Ed got to his feet, grinning, and slapped me five. It was like our team had won the Superbowl. I hadn't followed the specifics carefully, but I had watched with fascination the haggard images of the man that had appeared on TV over the past few months. There was no doubt in my mind the president had lost it, had become Humphrey Bogart in
The Caine Mutiny
, hollow eyed, intent on discovering who'd eaten his strawberries. I had only the vaguest memories of the Kennedy assassination. I'd been in summer camp for the moon landing, 150 of us squinting at one snowy TV screen that had been set up in the dining hall. Here was something I'd remember.

“Are you guys with me, or what?” Calvin asked. He didn't even look at the knife, just flipped it. He never missed, but even so, I kept thinking at any moment he was liable to lose a finger or two.

“What about the movie?” I suggested. In the flickering river-light, Calvin had become something of an old newsreel himself.

“Movie?” He toed the earth, kicking a small hunk of dirt to the side. “I want to kick some
ass
.”

“You don't know where they are,” I reminded him. “What have we been doing for the last hour?”

“I know where they are.”

“Here,” I said, distributing the donuts. Ed popped his in his mouth whole. Calvin slit his into pieces with his knife, dropping the sections to the ground.

“So, where are they?” I asked.

“What are you saying?”

I told him I wasn't saying anything. His eyes, I thought, had a peculiarly dead look to them, as if they'd been replaced with lug nuts.

“You think I'm shitting you? You think they aren't out there? This whole town is crawling with faggots.” He looked around, as if some might be listening at this very moment.

“But
where
?” I asked. “This is all I want to know. Where are we going? You say we're going somewhere, and then we walk and walk, and we don't get there.”

Calvin scratched at the side of his nose with his middle finger. He'd begun to glow a little, like something irradiated.

“Forget it,” he said. “I don't need you guys. I'll do this alone.”

“Hey,” said Ed. “We're coming.”

————

We hadn't gone far when I saw that Ed was holding something. Calvin walked a few paces ahead of us, leading us back into the city; away from the water. It was a kitten.

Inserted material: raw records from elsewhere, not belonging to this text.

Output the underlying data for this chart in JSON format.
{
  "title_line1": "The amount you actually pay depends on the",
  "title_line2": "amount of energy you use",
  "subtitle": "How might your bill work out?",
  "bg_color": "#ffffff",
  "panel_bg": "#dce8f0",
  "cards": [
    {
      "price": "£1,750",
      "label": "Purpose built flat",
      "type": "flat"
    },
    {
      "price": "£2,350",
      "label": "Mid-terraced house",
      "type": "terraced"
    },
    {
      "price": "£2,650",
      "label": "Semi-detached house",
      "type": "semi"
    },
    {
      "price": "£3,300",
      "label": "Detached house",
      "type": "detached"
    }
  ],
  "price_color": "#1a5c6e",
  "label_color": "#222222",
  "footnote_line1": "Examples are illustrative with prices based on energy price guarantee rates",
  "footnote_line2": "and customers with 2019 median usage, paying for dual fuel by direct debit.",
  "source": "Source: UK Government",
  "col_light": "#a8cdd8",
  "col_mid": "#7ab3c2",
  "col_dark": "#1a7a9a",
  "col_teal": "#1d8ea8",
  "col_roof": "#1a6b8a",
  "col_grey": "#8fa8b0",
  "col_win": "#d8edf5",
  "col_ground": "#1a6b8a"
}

“Where'd she come from?” I asked.

“In the park,” he said. “I'm naming her Ella.”

“What if she belongs to someone?”

“She belongs to me. She's a stray.”

“But how do you
know
that? Maybe someone was just out playing with their kitten and she wandered off. Maybe they're out looking for her right now.”

“Relax, man,” said Ed. “You worry too much.”

“I'm just saying it might not be a stray.”

“It might not be a cat, either. They look like kittens, so we take them into our homes, then they tear us open while we're asleep, climb inside, and assume our bodies.”

“All right, all right,” I said. “But she's going to be your responsibility. Don't expect your father and me to feed her and change her litter box.”

There was a screech of brakes up ahead, followed by a kind of thump sound, and I saw Calvin get tossed a few feet into the air backward, then fall hard to the ground. Ed and I ran to him. He was just lying there on his side. The guy driving the car was already out and on his knees.

“He walked right out in front of me,” the guy said. “I think I killed him. Oh, lord, I think he's dead.”

I knew he wasn't dead because I could see him breathing. “Calvin,” I said. “Are you all right?” There was no answer.

“We ought to get the cops,” said Ed.

“Maybe we could bypass that,” said the man, uneasily. “I mean, I don't
see that the cops are necessary here. Why don't we just get an ambulance?”

“Yeah,” I said, remembering the hash pipe tucked in my pocket. “Let's bypass the cops.”

“Out of nowhere,” the guy was saying. He was older, a black guy, dressed in a suit, and while I was worried about Calvin, I felt bad for him, too. His car was a Cadillac, a new one. He'd just been minding his business, trying to get someplace. He didn't deserve us.